С. 45. Трупы капитана Фантики, лейтенанта Беллини и лейтенанта ОрсиУ Маринетти и в др. источниках — Файтини (в русском тексте опечатка или ошибка переводчика). Как рассказывает участник сражения, «всадники из легкой кавалерии нашего полка Лоди немедленно выбежали из казарм и вместе с другой ротой 84-го пытались остановить врага, шаг за шагом тесня его. В этот момент рота потеряла капитана Файтини, который получил смертельное ранение в голову, и лейтенанта Беллини, который схватил ружье своего ординарца и стрелял из него. Он пал, убив четырех врагов» (Irace Tullio. Op. cit., с. 145–146). Ср. рассказ Мак-Куллаха: «Капитан Файтини, радушный и исполнительный офицер, шел во главе своей колонны с моноклем в глазу <…> Приблизившись, они сделали чрезвычайно неприятное открытие — негодяи были вооружены. «Наследники древнего Рима» бежали как кролики, потеряв своего командира, капитана Файтини, лейтенанта Беллини и значительное число рядовых» (McCullagh Francis. Op.cit. С. 232). Этот же автор приводит следующую романтическую историю гибели лейтенанта Орси, обошедшую страницы всех итальянских газет: «Убийцей был старый садовник с виллы Джемаль-бея, который в последнее время готовил еду для офицеров, а жертвой лейтенант Орси из 84-го полка. Дочь старика страдала лихорадкой, и молодой лейтенант несколько дней любезно ухаживал за ней и давал ей хинин. В то утро он принес ей лекарство и чашку кофе из полковой кухни. Но отец девушки, похоже, впал в бешенство и перестал сознавать, что делает, когда несколько минут спустя услыхал оглушительную пальбу атакующих арабов и ужасный боевой клич, «Аллах акбар!» и «Ла илаха илла-ллаху Мохаммед расулу 'ллах!». Схватив нож, он бросился на человека, который спас жизнь его дочери, и ударил его ножом прямо в сердце. Его закололи штыками так быстро, что он упал мертвым на еще теплое тело своей жертвы» (ibid., с. 217).

С. 45. Наших огромных земледельческих гранат… плодоносную землю… — Маринетти повторяет распространенные лозунги итальянской пропаганды 1900-х гг., в которой регион будущей Ливии преподносился как сельскохозяйственный парадиз, способный обеспечить достойным существованием нуждающихся итальянских крестьян, направить продуктивные силы нации на развитие исторически связанных с Италией земель, а не в заокеанскую эмиграцию, поднять экономику страны и т. д.

С. 45. Уади — Уади (вади) — ущелье, овраг, русло протока (араб.).

С. 48. Ненадежности наших аванпостов… — «Итальянцы заняли позиции полукругом верстах в двух к югу от окраины города, опираясь обоими флангами на берег моря.

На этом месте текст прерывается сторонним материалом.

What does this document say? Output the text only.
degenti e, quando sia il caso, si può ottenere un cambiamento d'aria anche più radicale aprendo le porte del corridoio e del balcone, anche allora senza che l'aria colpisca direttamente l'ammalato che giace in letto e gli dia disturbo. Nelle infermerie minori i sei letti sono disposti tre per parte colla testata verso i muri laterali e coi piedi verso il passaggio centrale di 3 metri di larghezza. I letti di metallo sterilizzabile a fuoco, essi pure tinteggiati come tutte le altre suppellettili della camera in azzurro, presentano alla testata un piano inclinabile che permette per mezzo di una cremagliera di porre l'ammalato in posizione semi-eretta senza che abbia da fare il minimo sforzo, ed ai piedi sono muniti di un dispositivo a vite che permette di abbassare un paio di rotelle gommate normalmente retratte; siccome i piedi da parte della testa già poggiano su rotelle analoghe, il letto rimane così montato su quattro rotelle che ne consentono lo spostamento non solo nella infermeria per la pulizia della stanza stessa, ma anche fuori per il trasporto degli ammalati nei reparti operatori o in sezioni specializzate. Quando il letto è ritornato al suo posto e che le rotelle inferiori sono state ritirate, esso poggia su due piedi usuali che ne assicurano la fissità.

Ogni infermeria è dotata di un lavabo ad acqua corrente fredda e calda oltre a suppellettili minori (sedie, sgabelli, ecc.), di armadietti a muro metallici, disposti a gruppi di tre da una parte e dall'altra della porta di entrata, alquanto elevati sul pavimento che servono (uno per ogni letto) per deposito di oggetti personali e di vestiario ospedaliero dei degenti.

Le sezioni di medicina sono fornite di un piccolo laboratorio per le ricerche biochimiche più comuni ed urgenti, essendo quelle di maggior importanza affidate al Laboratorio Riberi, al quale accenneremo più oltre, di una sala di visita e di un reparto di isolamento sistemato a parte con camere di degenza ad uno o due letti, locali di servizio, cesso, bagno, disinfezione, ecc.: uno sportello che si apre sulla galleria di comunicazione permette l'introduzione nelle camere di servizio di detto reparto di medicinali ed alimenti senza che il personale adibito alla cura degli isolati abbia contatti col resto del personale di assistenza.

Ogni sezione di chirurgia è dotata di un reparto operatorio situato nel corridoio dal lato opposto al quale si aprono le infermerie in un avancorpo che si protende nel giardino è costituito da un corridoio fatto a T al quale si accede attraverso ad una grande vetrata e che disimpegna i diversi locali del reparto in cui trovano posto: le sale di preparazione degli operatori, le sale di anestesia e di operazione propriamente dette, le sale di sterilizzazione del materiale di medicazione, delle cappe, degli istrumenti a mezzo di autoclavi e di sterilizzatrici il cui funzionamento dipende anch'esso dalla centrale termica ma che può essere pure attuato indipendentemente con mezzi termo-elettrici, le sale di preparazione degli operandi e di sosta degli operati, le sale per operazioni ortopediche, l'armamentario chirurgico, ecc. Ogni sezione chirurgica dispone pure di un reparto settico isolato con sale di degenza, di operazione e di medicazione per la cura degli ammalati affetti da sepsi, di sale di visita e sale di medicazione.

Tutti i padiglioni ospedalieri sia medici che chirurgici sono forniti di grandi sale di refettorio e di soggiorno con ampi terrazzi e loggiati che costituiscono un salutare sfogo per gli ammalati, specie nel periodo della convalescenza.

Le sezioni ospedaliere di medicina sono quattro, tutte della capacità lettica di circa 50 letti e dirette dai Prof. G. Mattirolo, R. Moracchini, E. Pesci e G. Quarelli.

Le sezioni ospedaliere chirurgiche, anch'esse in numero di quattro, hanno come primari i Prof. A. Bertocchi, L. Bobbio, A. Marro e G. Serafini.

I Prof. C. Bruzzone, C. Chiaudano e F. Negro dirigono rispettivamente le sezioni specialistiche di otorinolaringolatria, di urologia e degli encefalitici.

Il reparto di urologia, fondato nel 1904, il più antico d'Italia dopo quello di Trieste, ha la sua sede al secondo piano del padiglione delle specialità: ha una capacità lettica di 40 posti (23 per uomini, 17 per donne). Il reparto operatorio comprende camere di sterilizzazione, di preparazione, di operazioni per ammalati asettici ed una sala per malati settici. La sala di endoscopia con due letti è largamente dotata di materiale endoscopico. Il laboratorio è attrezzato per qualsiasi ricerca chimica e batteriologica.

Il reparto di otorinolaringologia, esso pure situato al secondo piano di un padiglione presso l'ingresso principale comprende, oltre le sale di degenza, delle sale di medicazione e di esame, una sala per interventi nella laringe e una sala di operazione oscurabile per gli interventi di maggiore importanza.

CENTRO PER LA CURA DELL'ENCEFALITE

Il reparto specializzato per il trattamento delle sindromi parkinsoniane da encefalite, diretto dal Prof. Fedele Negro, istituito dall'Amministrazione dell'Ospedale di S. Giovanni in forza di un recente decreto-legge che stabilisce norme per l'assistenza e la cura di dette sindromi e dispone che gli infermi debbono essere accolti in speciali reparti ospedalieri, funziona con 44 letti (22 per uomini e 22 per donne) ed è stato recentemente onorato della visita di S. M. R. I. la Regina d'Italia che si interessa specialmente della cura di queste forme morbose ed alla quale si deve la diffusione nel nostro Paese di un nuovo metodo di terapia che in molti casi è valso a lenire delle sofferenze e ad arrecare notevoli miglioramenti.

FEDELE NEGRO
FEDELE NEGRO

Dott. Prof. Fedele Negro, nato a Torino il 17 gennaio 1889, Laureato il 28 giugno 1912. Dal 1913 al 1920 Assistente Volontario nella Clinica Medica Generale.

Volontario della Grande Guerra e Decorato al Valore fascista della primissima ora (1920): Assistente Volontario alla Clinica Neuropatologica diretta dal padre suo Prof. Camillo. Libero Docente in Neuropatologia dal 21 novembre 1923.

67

Передовые их части заняли линию от форта Султание через колодцы Бумелиан, форты Месри и Хейи к Хамидие, общим протяжением около 8 верст. Такое расположение 20-22-тысячного отряда на неукрепленной заблаговременно позиции, если не считать нескольких незначительных старых земляных укреплений, надо считать безусловно растянутым. <…> Нельзя не обратить внимание на указание о почти полном отсутствии мер охранения и разведывания. Такая крупная погрешность в самой азбуке военного дела положительно непонятна» — писал в своей проницательной книге С. Масловский (op. cit), который предсказывал, кстати, длительную партизанскую войну и «борьбу с сенусси, с еще не сложившимся в устойчивый и целостный организм, но сплоченный уже идейно, одной верой и одной мыслью, «северо-африканским арабским халифатом».

С. 48. Потери врага исчисляются почти в пять тысяч человек. Наши были бы совсем ничтожными… — Итальянский очевидец писал о приблизительно 2,000 убитых и раненых из числа нападавших и о том, что на участке между Мессри и Бумелианой начитали 670 вражеских трупов (Irace Tullio. With the Italians in Tripoli. The Authentic History of the Turco-Italian War. London, 1912. C. 148–149). Потери итальянцев здесь же исчисляются в 130 убитых и 398 раненых, в других итальянских источниках говорится, что итальянцы потеряли 13 офицеров и 361 солдат убитыми, 16 офицеров и 142 солдата ранеными, вражеские потери оцениваются в 2,000 убитых и 4,000 раненых и т. д.

С. 49. Могил Караманли… — Могилы властителей из династии Караманли, правивших Триполитанией в XVIII — первой трети XIX в. «Крутой подъем на холм, мы покидаем берег и через десять минут оказываемся у гробниц Караманли. Здесь мирно спят их царственные покойники, не зная и не думая о всех переменах, что произошли в Триполи с тех пор, как власть ушла из рук их династии. Они выбрали прекрасное место, высоко на песчаном холме, над морем, в одиноком безмолвии. Купола и стены блестят на солнце поразительной белизной» (Braun Ethel. The New Tripoli and What I Saw in the Hinterland. London-Leipzig, 1914. C. 196).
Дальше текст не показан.